Ставя очередную подпись, я давлю на ручку так сильно, что едва не протыкаю бумагу насквозь.
Моего деланного спокойствия надолго не хватает. Не моргаю, глядя на ручку, которой он щёлкает, щщщёлкает... Так бы и сломал. Не ручку - руку. Перелом запястного сустава долго заживает, а ещё больше - болит. Щёлкать ручкой при нём возможно, но очень, очень больно. Удовольствие для мазохистов. Могу устроить его одним лишь движением зрачков...
Мало.
Мне чудится запах жженых перьев.
Порой я радуюсь, что мои способности к магии очень ограничены: будь у меня огонь, я бы уже парочку раз поджег его оперение.
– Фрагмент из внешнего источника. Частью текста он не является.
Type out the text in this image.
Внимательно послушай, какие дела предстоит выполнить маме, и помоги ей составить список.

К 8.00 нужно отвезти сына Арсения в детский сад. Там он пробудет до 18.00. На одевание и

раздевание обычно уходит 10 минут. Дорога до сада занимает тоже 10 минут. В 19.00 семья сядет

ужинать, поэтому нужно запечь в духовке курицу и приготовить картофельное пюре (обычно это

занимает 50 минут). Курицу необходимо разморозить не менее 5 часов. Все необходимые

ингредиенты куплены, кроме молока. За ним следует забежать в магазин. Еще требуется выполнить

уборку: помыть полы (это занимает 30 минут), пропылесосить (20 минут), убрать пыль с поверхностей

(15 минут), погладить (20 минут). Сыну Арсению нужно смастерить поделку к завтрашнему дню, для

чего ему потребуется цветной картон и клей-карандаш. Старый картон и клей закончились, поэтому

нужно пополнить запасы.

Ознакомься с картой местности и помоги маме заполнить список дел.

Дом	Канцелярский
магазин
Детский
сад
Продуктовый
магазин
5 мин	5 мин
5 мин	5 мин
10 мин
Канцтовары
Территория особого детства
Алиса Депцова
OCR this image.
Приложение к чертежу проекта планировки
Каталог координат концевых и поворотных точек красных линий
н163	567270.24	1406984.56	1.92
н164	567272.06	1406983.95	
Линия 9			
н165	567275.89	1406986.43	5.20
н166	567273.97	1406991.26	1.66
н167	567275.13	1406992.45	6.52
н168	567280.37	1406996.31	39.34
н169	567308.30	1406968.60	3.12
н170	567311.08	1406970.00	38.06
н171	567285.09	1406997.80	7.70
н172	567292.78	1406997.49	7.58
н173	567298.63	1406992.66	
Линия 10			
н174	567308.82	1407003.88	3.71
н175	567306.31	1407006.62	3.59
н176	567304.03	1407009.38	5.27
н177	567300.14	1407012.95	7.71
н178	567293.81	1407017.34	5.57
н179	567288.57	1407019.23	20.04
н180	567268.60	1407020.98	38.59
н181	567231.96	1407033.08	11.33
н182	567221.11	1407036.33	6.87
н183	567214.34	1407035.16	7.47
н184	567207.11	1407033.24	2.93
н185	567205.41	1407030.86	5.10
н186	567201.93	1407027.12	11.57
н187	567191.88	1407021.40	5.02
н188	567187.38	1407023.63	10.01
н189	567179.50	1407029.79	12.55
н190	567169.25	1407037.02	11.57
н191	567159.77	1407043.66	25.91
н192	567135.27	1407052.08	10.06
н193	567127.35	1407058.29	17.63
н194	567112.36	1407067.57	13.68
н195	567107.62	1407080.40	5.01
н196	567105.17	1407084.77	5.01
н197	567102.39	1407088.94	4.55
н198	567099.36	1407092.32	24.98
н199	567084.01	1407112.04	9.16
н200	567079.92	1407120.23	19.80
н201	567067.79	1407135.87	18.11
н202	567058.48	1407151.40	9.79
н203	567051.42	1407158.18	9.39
Возможно, в полёте. Поджег его полностью, смотрел, как он вспыхивает, как корчится, задыхается... а после - восстановил. Он стал бы моим персональным фениксом. Возможно, тогда он понял бы, как я его...
Ненавижу.
Щелчки прекращаются. Выдыхаю. Улыбка всё ещё слаще елея. И такая же лживая. Честной ты не заслужил, ублюдок.
Тем более, ты и сам мне.. лжешь. Постоянно. Наши сугубо рабочие отношения целиком состоят из вранья.
В какой-то момент мне кажется, что я вижу, как черты его лица подёргиваются рябью, словно я смотрю через толщу прозрачной воды, которую потревожило дуновение ветра; смотрю через морок.
Думаю, что мне это мерещится - от злости.
Тогда, в коридоре, в тесной комнатушке техперсонала, мне тоже мерещилось, так что я не удивляюсь совсем. Например, что это что-то для нас обоих значит. Что он скулил, прикусывая мою ладонь, что он дрожал не просто так. Не просто так оставил на моей шее следы-метки: мне чудилось в этом что-то собственническое. Чудилось, что я не просто так взмок за какие-то глупые две минуты, за самые охрененные две минуты за сколько лет моей жизни?...
Он злит меня специально, я уверен. Даже сейчас, когда он специально перезванивает по идиотскому нерабочему вопросу, он делает это только для того, чтобы в который раз довести меня до бешенства. Нескромно так предполагать, но вы бы видели его улыбку. Смотрю на неё поверх очков: рот растянут, верхняя губа приподнята, обнажает зубы до дёсен прямой линией. Искусственно, душечка. Характерный прищур глаз, который напоминает мне птичий... помню, как он высматривал добычу. Приносил кроликов, белок, а я готовил их на костре на ужин. Сейчас так же. Вот вот, и моргнёт третьим веком, клянусь.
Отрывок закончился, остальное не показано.